Il ballottaggio: la nostra scelta

In queste ore abbiamo avuto contatti con i candidati esclusi dal ballottaggio.

La nostra proposta è alternativa a chi ha amministrato il comune finora: è corposa di idee e progetti.

Al contempo siamo convinti che ci siano punti di contatto programmatici con le tematiche rappresentate dalle altre forze politiche che non ce l’hanno fatta al primo turno.

Pensiamo siano validi spunti che potranno arricchire il nostro percorso.

Questa è la nostra idea di democrazia partecipata: il non essere indifferenti e autoreferenziali ma riconoscere cosa c’è di interessante e buono nelle istanze rappresentate dalle altre forze politiche.

Pacificare la comunità

Concordiamo con quei cittadini che ritengono fondamentale pacificare le contrapposizioni e superare il clima di odio e falsità di questi anni che hanno bloccato la nostra comunità e l’amministrazione comunale.

Il Coraggio di Cambiare significa anche mettere insieme realtà che non dialogavano, ascoltare le proposte dei cittadini e delle cittadine, degli operatori commerciali, degli artigiani, dei giovani.
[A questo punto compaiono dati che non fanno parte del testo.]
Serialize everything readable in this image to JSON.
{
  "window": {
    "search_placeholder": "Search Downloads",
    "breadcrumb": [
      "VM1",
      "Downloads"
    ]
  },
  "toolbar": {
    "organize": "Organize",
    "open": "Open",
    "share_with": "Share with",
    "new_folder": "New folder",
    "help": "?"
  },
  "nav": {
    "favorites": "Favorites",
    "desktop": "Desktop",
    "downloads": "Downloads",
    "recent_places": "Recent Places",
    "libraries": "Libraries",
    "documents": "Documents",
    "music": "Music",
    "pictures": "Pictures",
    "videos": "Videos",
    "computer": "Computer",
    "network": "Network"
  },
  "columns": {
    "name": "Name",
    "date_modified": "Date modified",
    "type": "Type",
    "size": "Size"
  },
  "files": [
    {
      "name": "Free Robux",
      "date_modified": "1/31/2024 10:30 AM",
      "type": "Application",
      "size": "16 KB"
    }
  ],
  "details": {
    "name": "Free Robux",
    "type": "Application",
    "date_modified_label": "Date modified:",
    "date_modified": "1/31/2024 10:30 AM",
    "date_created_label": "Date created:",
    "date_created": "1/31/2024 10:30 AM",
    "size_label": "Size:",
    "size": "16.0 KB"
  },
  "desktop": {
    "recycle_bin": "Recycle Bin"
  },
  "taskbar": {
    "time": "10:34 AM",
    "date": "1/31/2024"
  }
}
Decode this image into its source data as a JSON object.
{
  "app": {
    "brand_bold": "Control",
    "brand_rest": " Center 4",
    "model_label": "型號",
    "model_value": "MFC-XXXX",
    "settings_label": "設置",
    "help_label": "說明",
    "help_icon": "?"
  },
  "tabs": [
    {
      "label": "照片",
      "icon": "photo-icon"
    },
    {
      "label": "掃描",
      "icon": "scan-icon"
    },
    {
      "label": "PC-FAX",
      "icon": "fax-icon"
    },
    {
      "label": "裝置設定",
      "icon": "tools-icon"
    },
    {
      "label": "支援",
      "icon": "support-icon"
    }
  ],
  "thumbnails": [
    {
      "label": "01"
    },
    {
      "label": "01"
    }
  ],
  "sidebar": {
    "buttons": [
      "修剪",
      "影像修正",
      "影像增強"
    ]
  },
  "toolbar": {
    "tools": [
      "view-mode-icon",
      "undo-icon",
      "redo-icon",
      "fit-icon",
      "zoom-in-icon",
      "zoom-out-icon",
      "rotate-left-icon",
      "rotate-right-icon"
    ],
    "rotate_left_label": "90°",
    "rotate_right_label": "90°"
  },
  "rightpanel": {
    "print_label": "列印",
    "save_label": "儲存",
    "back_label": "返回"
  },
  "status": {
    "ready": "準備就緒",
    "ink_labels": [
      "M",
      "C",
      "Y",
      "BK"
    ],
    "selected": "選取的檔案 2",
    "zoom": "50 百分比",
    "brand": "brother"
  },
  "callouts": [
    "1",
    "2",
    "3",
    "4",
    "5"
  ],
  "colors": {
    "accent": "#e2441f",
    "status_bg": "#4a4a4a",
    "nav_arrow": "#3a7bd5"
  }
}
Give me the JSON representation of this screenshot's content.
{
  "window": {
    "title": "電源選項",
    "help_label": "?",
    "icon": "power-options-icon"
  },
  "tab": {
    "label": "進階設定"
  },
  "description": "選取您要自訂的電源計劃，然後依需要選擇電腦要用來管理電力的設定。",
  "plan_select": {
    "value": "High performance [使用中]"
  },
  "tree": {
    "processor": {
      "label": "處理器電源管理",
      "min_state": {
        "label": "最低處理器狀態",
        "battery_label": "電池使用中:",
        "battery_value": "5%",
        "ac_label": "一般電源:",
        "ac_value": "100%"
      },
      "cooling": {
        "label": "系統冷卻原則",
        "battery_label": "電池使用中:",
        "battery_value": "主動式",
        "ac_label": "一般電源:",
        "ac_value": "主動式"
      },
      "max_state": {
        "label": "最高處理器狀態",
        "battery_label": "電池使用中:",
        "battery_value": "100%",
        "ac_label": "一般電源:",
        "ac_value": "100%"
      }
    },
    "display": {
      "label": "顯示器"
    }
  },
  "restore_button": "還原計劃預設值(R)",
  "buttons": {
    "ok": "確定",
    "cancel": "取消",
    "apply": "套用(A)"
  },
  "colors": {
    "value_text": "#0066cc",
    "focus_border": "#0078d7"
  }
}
Inclusione sociale e abbattimento barriere architettoniche

Ai cittadini e alle cittadine che hanno visto con interesse le tematiche che riguardano l’inclusione sociale delle persone con disabilità e l’abbattimento delle barriere architettoniche, diciamo loro che per noi è centrale un modello di welfare comunitario e partecipato che riconosca un ruolo di protagonismo delle persone con disabilità, delle famiglie e delle associazioni nella progettazione urbana e dei servizi.

Transizione ecologica

La nostra azione programmatica mira a prendere sul serio gli obiettivi dell’ Agenda2030 per lo sviluppo sostenibile.

La transizione ecologica passa da scelte che devono favorire uno sviluppo sociale, economico e umano più equo e sostenibile senza compromettere i diritti e la qualità della vita delle generazioni future.

Partecipazione, Trasparenza e Legalità

La democrazia partecipata e il coinvolgimento diretto dei cittadini, dei quartieri e delle frazioni nelle scelte, hanno guidato il nostro percorso fatto finora e sarà il faro della nostra azione amministrativa.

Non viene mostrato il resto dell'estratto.